Natharie swallowed hard and groped for words. The smell of sickness pressed closer and the hairs on the back of her neck prickled as fear crawled across her skin. She could only find the truth. “I have seen the way she looks at you. She is contemptuous of you. It was upon your illness that she gained her power. I … know how such things may happen.”
“In your own home?” inquired Queen Prishi.
“In history, it has happened,” answered Natharie stiffly. There were rumors from the concubines’ quarters when she was still young, about how one lady in particular had met her end, but she was not going to tell the old queen that tale.
Fortunately Queen Prishi seemed to accept her answer. She let her head drop back onto the pillow. “It is a good guess. It fits the facts as they can be seen by those with a will to do so. I am only sorry you are the one who made it.”
“What?” Natharie’s fear grew colder.
“Nothing. Nothing. This … I am tired and not so careful as I should be sometimes.” A glance passed between mistress and maid and Damman lifted the old queen with great care, pushing several pillows underneath her, so that Prishi could look at Natharie more easily. “Why did you decide to tell me? You can hardly love those of us who keep the keys to the small domain.”
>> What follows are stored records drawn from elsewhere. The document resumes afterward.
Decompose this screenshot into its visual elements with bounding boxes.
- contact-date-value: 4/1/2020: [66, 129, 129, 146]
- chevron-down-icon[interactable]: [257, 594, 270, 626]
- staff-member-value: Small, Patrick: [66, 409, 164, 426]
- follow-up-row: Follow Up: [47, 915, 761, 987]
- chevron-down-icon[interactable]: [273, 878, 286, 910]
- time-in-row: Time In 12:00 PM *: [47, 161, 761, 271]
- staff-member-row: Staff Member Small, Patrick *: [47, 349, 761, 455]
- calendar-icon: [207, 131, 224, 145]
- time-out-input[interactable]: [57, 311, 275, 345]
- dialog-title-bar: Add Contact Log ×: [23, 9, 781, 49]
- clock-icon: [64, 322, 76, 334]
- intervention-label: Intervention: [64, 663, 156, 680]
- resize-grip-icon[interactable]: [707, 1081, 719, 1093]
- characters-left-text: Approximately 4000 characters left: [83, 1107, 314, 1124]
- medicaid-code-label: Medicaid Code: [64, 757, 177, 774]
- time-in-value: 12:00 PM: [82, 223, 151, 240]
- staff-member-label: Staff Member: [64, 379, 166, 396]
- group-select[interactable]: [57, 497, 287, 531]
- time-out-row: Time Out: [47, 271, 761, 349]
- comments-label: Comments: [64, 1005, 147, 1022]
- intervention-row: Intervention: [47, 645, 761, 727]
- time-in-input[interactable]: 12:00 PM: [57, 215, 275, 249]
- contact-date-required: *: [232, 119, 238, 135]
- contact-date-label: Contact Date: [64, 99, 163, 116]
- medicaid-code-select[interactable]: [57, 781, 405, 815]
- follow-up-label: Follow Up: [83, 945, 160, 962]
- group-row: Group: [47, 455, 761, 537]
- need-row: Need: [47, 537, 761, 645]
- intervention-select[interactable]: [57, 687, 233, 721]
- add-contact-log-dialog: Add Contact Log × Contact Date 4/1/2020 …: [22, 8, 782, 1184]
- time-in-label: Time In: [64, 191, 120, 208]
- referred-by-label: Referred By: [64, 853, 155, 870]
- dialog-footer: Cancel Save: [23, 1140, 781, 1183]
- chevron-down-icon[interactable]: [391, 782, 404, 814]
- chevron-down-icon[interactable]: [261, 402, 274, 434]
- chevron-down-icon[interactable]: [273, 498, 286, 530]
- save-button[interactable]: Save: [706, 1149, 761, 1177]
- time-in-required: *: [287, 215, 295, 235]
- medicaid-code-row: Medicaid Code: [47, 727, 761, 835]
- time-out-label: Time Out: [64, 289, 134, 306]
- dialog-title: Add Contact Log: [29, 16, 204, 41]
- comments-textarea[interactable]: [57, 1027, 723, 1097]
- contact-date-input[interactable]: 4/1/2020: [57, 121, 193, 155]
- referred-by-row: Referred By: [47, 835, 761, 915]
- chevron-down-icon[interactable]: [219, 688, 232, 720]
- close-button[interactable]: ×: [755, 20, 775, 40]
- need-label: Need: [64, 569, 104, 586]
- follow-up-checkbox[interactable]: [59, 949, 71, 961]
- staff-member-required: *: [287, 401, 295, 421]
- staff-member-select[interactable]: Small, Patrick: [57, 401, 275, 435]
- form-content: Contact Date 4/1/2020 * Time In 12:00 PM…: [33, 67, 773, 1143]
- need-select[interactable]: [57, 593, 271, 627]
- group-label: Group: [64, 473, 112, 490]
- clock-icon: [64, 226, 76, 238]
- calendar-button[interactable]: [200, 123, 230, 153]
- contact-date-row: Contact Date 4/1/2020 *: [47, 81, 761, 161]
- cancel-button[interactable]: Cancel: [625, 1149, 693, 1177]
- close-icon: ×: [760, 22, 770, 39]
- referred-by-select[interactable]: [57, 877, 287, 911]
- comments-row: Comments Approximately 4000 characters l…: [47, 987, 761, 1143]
There were a hundred answers Natharie could give, ninety-nine of them lies, which she felt sure the queen would sense. So, she once again gave the truth. “For the prisoner, the character of the jailer makes a difference. I would rather have you hold those keys than Bandhura.”
“Very good, very good.” The queen smiled a little, and the smile was not pleasant. “You could have said for love of my son, and then we would have both known what you want here.”